So what did I think of the final installment? I thought it was freaking awesome, that’s what! I was seriously bummed that I finished reading it in less than 24 hours and I had to go back and re-read immediately, because I just wasn’t ready to be finished with it yet. Was I disappointed? Not at all. Ok, hardly at all. Really! Hardly at all!

It’s almost blasphemous to say anything negative about J.K. Rowling in this household, and I honestly did think Harry Potter and the Deathly Hallows was the best, most engaging, edge-of-your-seat exciting, moving, awesome of the books. What was I disappointed about? I’m not even entirely sure. Maybe it’s actually just lingering sadness that it’s over and there are no more books to come. I guess I just wanted more answers, as I always do. I wanted to know why the prophecy existed at all. I wanted to know why Harry was the chosen one. I wanted a bigger picture of the wizarding world and the invisible forces that make it work, because, well, I guess that’s just the kind of person I am. And considering those are the kinds of answers you never get in real life, either, I shouldn’t really expect them of a fake world.

The epilogue I thought was a bit unnecessary, but everyone else I’ve talked to wanted to know what happens next, so I guess I’m alone in that one.

Oh, and I’m still confused about the whole elder wand ownership thing. I believe I might have to go back and check out the end of Book 6 yet again for a very close reading of wand-related details.

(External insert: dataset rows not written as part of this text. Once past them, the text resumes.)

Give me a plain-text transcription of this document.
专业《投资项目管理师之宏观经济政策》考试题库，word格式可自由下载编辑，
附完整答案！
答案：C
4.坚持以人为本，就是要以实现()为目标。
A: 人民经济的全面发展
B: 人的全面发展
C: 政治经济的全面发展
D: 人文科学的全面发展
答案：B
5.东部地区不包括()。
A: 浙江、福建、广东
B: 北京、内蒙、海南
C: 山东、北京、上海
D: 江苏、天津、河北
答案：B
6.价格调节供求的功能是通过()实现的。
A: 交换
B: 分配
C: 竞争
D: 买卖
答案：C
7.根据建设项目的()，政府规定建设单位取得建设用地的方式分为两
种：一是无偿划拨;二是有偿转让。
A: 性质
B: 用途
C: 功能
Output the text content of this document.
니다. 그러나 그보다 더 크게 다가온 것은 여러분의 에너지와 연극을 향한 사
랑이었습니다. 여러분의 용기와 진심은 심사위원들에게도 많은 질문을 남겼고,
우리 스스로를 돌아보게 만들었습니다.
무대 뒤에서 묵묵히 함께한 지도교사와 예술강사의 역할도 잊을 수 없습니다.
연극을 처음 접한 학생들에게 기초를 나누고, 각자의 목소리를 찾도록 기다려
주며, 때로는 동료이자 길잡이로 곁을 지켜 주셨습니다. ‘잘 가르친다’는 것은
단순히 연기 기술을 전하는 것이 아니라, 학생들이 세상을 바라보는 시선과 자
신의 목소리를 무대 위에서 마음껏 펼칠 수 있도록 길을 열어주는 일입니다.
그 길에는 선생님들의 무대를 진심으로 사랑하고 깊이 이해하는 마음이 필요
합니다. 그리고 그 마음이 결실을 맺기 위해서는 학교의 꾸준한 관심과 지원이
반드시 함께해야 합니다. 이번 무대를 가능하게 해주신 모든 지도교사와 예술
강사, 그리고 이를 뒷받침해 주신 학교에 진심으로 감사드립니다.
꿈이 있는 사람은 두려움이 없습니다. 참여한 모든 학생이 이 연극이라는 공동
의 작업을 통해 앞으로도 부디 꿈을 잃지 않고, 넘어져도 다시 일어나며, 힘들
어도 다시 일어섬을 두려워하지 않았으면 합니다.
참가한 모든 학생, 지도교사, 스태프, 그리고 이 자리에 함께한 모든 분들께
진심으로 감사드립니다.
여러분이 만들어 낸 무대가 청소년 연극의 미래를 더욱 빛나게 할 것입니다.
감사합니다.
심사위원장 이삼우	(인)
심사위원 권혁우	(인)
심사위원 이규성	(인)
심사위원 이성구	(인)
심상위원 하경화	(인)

Overall, yes, I was very happy with this end to the decade-long saga of Rowling’s money-making. I’m sad that it’s over, but I certainly don’t want to see any more books in this series, or books about the next generation of wizards or anything of the sort. I mean, I think it would be great to see more books by Rowling generally, I just hope they’re about something different. And I’ve been having a damned hard time finding other things to read that satisfy me in quite the same way. Ahh well. I guess I just have to get through this period of mourning before I’m reading to move on.